INHOUDSTAFELVERANTWOORDING

BEKNOPTE VERKLARING

van de

MECHELSE CATECHISMUS

ten gebruike van het middelbaar onderwijs

EERSTE DEEL

DERTIENDE LES

Van de Gemeenschap van de Heiligen

De Gemeenschap van de Heiligen Die gemeenschap in ’t algemeen Waarin is de gemeenschap van de Heiligen gelegen?
Onze gemeenschap met de Heiligen van de hemel Wij worden geholpen door hun gebeden, en ook door hun goede werken en voldoeningen, die zij in de wereld volbracht hebben Deze voldoeningen worden ons toegevoegd door de aflaten Wat zijn aflaten?
Wie geeft de aflaten?
Wat moeten wij doen om de aflaten te verdienen?
Degenen die buiten de gemeenschap van de Heiligen zijn De Heidenen, Turken en Joden  
De Ketters Wat zijn Ketters?
De Schismatieken Wat zijn Schismatieken?
Degenen die in de geestelijke ban zijn Wat is de kerkelijke ban of excommunicatie?

Waarin is de gemeenschap van de Heiligen gelegen?

In een mededeling van alle sacrificiën, openbare diensten, goede werken en gebeden, die in de Heilige Kerk geschieden

V. Met het woord Heiligen bedoelt men hier al de leden van de H. Kerk (12ᵉ les, 6ᵉ v.), en deze allen worden heilig genoemd, omdat zij, ofwel gelijk de gelukzaligen van de hemel, tot de volmaakte heiligheid gekomen zijn; ofwel, gelijk de zielen van het vagevuur, daartoe zullen komen; ofwel, gelijk de rechtvaardigen van de aarde, de heiligmakende gratie bezitten, of ten minste, gelijk de zondaars, door het Doopsel geheiligd zijn geweest en nog altijd tot de heiligheid geroepen zijn.
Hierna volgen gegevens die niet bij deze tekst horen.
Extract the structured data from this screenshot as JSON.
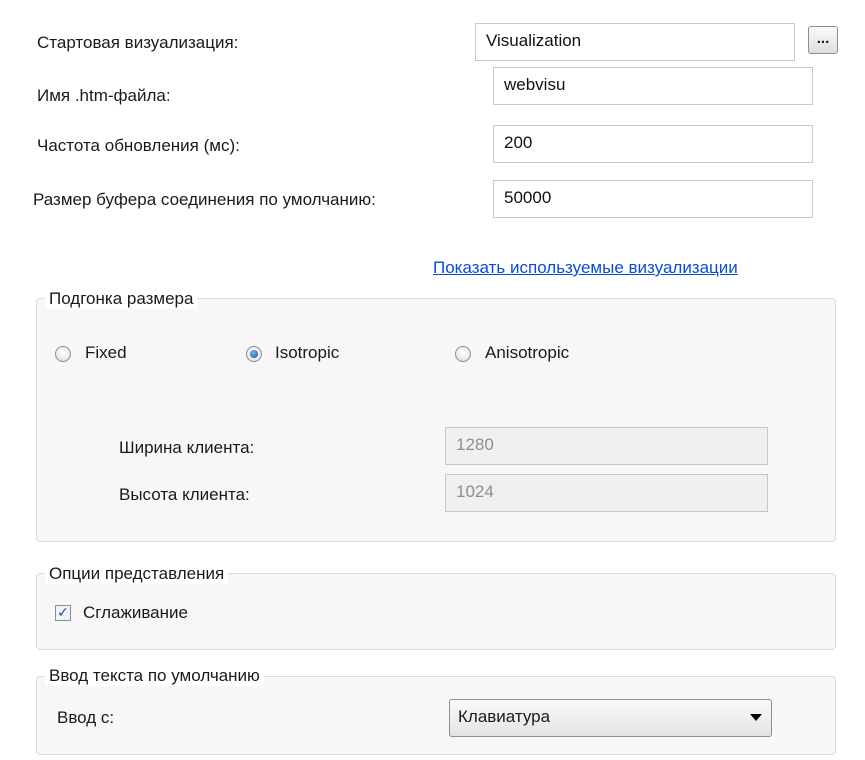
{
  "general": {
    "start_visu_label": "Стартовая визуализация:",
    "start_visu_value": "Visualization",
    "browse_label": "...",
    "htm_name_label": "Имя .htm-файла:",
    "htm_name_value": "webvisu",
    "refresh_label": "Частота обновления (мс):",
    "refresh_value": "200",
    "buffer_label": "Размер буфера соединения по умолчанию:",
    "buffer_value": "50000",
    "show_used_link": "Показать используемые визуализации"
  },
  "scaling": {
    "title": "Подгонка размера",
    "options": [
      "Fixed",
      "Isotropic",
      "Anisotropic"
    ],
    "selected": "Isotropic",
    "client_width_label": "Ширина клиента:",
    "client_width_value": "1280",
    "client_height_label": "Высота клиента:",
    "client_height_value": "1024"
  },
  "presentation": {
    "title": "Опции представления",
    "antialiasing_label": "Сглаживание",
    "antialiasing_checked": true
  },
  "text_input": {
    "title": "Ввод текста по умолчанию",
    "input_label": "Ввод с:",
    "input_value": "Клавиатура"
  }
}
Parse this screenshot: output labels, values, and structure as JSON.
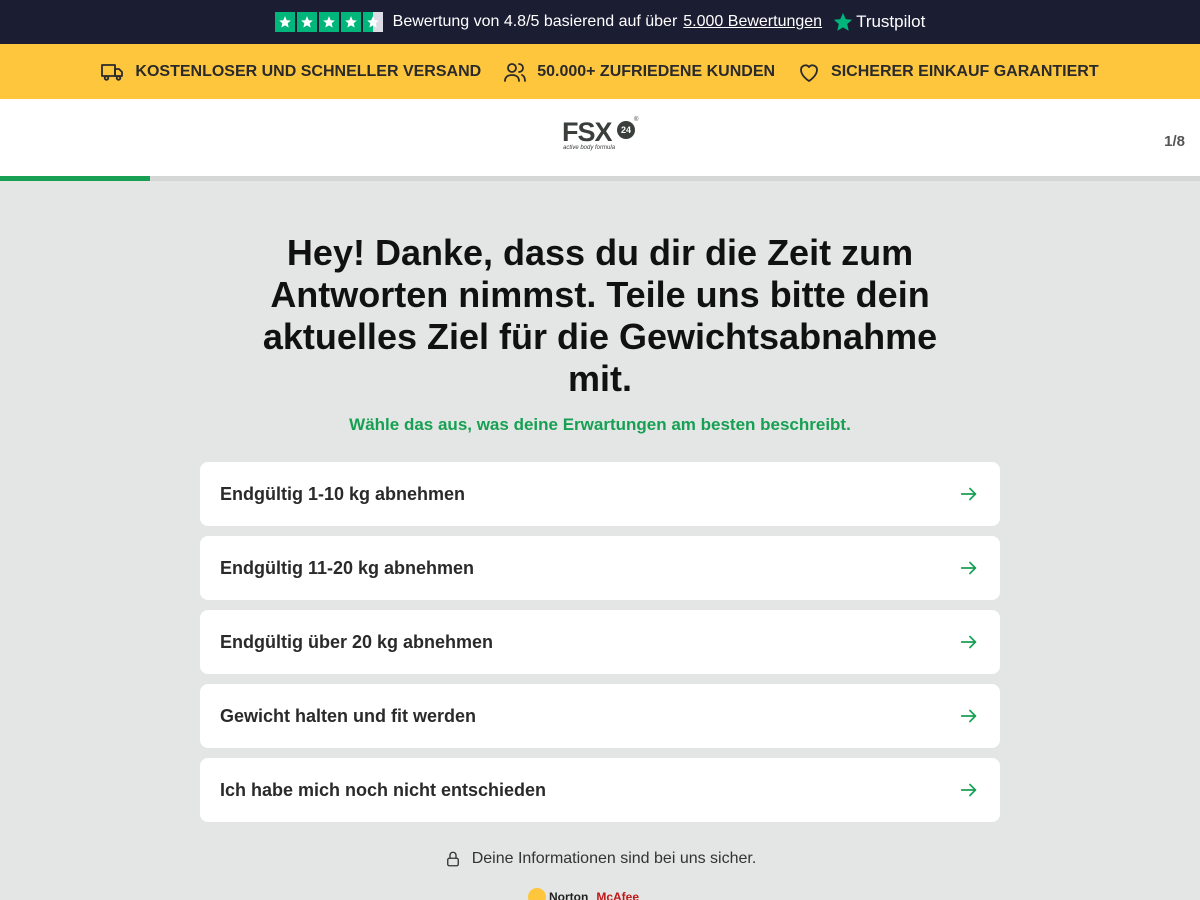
{
  "rating_bar": {
    "text": "Bewertung von 4.8/5 basierend auf über",
    "link": "5.000 Bewertungen",
    "brand": "Trustpilot",
    "stars": 4.5,
    "star_color": "#00b67a"
  },
  "benefits": [
    {
      "icon": "truck-icon",
      "label": "KOSTENLOSER UND SCHNELLER VERSAND"
    },
    {
      "icon": "users-icon",
      "label": "50.000+ ZUFRIEDENE KUNDEN"
    },
    {
      "icon": "heart-icon",
      "label": "SICHERER EINKAUF GARANTIERT"
    }
  ],
  "header": {
    "logo_main": "FSX",
    "logo_badge": "24",
    "logo_reg": "®",
    "logo_tagline": "active body formula",
    "step": "1/8"
  },
  "progress": {
    "fraction": 0.125,
    "color": "#17a053"
  },
  "main": {
    "question": "Hey! Danke, dass du dir die Zeit zum Antworten nimmst. Teile uns bitte dein aktuelles Ziel für die Gewichtsabnahme mit.",
    "subtitle": "Wähle das aus, was deine Erwartungen am besten beschreibt.",
    "options": [
      "Endgültig 1-10 kg abnehmen",
      "Endgültig 11-20 kg abnehmen",
      "Endgültig über 20 kg abnehmen",
      "Gewicht halten und fit werden",
      "Ich habe mich noch nicht entschieden"
    ],
    "secure_note": "Deine Informationen sind bei uns sicher."
  },
  "trust": {
    "norton": "Norton",
    "mcafee": "McAfee"
  },
  "colors": {
    "top_bar": "#1b1d33",
    "benefit_bar": "#fec63d",
    "accent_green": "#17a053",
    "background": "#e3e6e4"
  }
}
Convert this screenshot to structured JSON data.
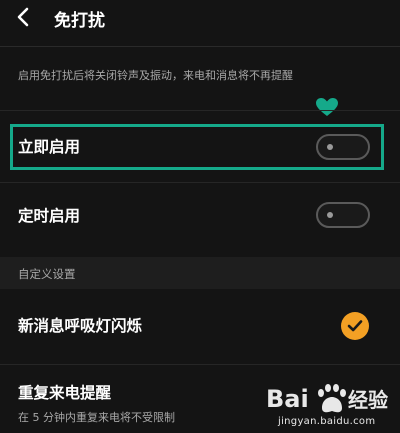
{
  "header": {
    "title": "免打扰",
    "back_icon": "chevron-left-icon"
  },
  "description": "启用免打扰后将关闭铃声及振动，来电和消息将不再提醒",
  "settings": [
    {
      "label": "立即启用",
      "control": "toggle",
      "enabled": false,
      "highlighted": true
    },
    {
      "label": "定时启用",
      "control": "toggle",
      "enabled": false
    }
  ],
  "section": {
    "title": "自定义设置"
  },
  "custom_settings": [
    {
      "label": "新消息呼吸灯闪烁",
      "control": "checkbox",
      "checked": true
    },
    {
      "label": "重复来电提醒",
      "sublabel": "在 5 分钟内重复来电将不受限制"
    }
  ],
  "annotations": {
    "heart_icon": "heart-icon",
    "highlight_color": "#15a98a"
  },
  "watermark": {
    "logo": "Bai 经验",
    "url": "jingyan.baidu.com"
  },
  "colors": {
    "background": "#141414",
    "accent": "#f3a024",
    "highlight": "#15a98a",
    "secondary_text": "#a8a8a8"
  }
}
A. Het woord mededeling leert ons dat de gemeenschap van de Heiligen gelegen is in een staat, waarin de een deel heeft in de goederen van de andere. De mee te delen goederen van deze gemeenschap zijn vruchten van de volgende werken die in de Heilige Kerk geschieden, te weten: van alle sacrificiën: van al de Misoffers dagelijks, door de priesters opgedragen, — openbare diensten: al de godsdienstige oefeningen op bevelen in de naam van de H. Kerk gedaan, — goede werken: al de werken in overeenstemming met Christus’ wet en in staat van gratie en geest van Geloof volbracht, — gebeden: al de smeekingen door de leden van de H. Kerk in ’t bijzonder ten hemel gestuurd.

Wat hun onderlinge gemeenschap betreft, al de leden van de strijdende Kerk hebben met zekerheid deel in al het goed dat in die Kerk geschiedt, maar niet allen in dezelfde mate: ieder ontvangt er van volgens zijn gesteltenis.

Over hun gemeenschap met de lijdende Kerk zal gesproken worden in de 15ᵉ les, 7ᵉ vraag, en over die met de zegepralende Kerk, in de volgende vraag.

Hebben wij in dit leven iets gemeens met de Heiligen in de hemel?

Ja, wij worden geholpen door hun gebeden en ook door hun goede werken en voldoeningen, die zij in de wereld volbracht hebben

A. Wij worden door de Heiligen van de hemel op twee manieren geholpen:

Door hun gebeden, die zij nu in de hemel doen;

Door de goede werken en voldoeningen, die zij in de wereld volbracht hebben: door de toepassing van de overschietende voldoeningen die zij op aarde door hun goede werken en oefeningen van hoetvaardigheid, voor schuld van zonde, aan God aangeboden, hebben.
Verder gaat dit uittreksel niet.